Typically a product manager may look at this information and try to solve the bottlenecks based on convention or analogous data. This will only tell you what has happened in the past, not what is possible in the future. Now’s the time to step back and apply first principles.

The first step in getting to the route of an issue is finding out what information we are confident is an axiom or universal truth. Ask “are we sure that is true?” until the answer is yes.

Either you can start from one of these truths you are confident applies to the problem — inside out. Or if you are unfamiliar with the area a good technique is peeling back the onion to get to the one thing you know to be true or using the 5 Whys technique — outside in. By breaking down each assumption or variable to the point where you are left one or two ‘truths’ you are now in a good place to start building up a hypothesis to test.

3. The scientific method AKA strategy

Now it is time to build up the product or solution based on a series of assumptions or hypotheses which need to be tested to the extreme and adjust based on learnings until you reach your desired outcome. This is a typical Lean Methodology.

Be aware that as you start to prove, or indeed disprove hypotheses, you may need to adjust your thinking on related assumptions as you go. To be most efficient with this I like to start with the assumptions which are pivotal to the argument, that way you can build up the theory on a strong foundation. Testing a simple theory first may knock out the whole hypothesis and you may have to start again with wasted effort. Riskiest Assumption Tests are a good technique to follow here.

A practical product example

To show how this could work in a practical product example here are how these steps may have been used when designing Klarna’s Buy Now Pay Later product, which allows customers to receive credit on the fly in an eCommerce checkout, with just customer email and address details.
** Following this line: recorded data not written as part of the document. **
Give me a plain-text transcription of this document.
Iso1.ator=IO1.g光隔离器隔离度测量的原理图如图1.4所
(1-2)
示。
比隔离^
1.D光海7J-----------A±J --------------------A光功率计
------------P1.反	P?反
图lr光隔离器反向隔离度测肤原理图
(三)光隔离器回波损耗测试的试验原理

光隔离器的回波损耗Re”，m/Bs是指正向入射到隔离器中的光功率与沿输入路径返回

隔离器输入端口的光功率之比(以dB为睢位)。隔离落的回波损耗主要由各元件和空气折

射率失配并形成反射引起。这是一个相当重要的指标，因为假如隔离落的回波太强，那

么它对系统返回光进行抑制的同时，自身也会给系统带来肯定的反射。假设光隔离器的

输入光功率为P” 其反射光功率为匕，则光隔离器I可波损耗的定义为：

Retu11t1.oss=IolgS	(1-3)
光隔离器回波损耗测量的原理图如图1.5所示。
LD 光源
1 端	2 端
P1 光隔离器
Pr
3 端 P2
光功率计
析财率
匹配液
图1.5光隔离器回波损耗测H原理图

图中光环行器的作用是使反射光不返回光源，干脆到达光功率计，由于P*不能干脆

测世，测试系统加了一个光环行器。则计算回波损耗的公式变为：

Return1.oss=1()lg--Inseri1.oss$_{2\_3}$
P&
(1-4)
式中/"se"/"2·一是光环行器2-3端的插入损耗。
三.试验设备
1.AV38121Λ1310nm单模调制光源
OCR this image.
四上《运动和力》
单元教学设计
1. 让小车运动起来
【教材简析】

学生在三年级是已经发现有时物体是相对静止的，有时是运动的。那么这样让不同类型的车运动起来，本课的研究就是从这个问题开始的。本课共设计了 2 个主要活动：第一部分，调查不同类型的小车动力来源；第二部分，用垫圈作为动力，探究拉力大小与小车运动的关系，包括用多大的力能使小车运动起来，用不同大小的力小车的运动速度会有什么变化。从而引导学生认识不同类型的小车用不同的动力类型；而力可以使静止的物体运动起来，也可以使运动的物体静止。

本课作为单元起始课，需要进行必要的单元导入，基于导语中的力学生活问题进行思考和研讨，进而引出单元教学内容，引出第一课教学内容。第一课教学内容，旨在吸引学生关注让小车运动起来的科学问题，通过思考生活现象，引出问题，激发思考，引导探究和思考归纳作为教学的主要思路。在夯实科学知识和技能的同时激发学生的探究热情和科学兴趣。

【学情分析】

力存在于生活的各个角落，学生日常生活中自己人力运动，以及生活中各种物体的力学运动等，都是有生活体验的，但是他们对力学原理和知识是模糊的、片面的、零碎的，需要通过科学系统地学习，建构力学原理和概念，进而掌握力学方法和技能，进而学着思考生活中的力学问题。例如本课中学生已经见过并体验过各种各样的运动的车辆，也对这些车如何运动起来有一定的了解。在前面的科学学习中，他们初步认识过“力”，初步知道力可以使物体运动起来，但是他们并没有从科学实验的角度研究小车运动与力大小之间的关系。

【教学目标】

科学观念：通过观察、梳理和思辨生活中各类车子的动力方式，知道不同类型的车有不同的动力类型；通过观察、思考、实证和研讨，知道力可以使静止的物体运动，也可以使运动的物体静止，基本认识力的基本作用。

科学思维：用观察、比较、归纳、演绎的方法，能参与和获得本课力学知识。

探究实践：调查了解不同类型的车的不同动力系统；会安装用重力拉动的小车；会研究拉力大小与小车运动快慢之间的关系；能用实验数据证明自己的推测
i) Understand the current state and the desired state AKA Vision

Current state: It is difficult for customers to apply for credit online as it requires many pieces of personal information to run a credit check on a customer

Desired state: Applying for credit online is as simple is as smooth as paying on a 1 Click checkout

ii) Going back to first principles

Q1: Why are multiple pieces of information needed to run a credit check?
A1: So you can understand a customer’s payment history, amount owed, length of history, types of credit
Q2: Why do you need to know this information?
A2: So you can calculate the risk to the bank in lending the customer credit
Q3: Why do you need to calculate risk?
A3: So the bank can work out how much money is safe to lend

Therefore we can be sure: Credit rating is a function of risk

iii) The scientific method — testing hypotheses

So now we know credit rating is a function of risk so how can we measure the risk of lending just by knowing a customer’s basic details e.g. name, address and email?

Test: build a risk algorithm to determine if customers will pay or not using minimal customer information and compare the outputs to traditional credit scoring. Iterate until the outputs are as good or indeed better!

It is likely that this is the sort approach Klarna took when creating this product and has resulted in them being well ahead of traditional credit lenders who still operate on the paradigm that long forms of customer information are needed to validate their credit score.

Tying it all together

Establish the status quo and the desired outcome, strip back external biases to what you know to be true, build up a set of hypothesis and test them in order of importance until the theory is watertight — well done you have applied first principles thinking to product management!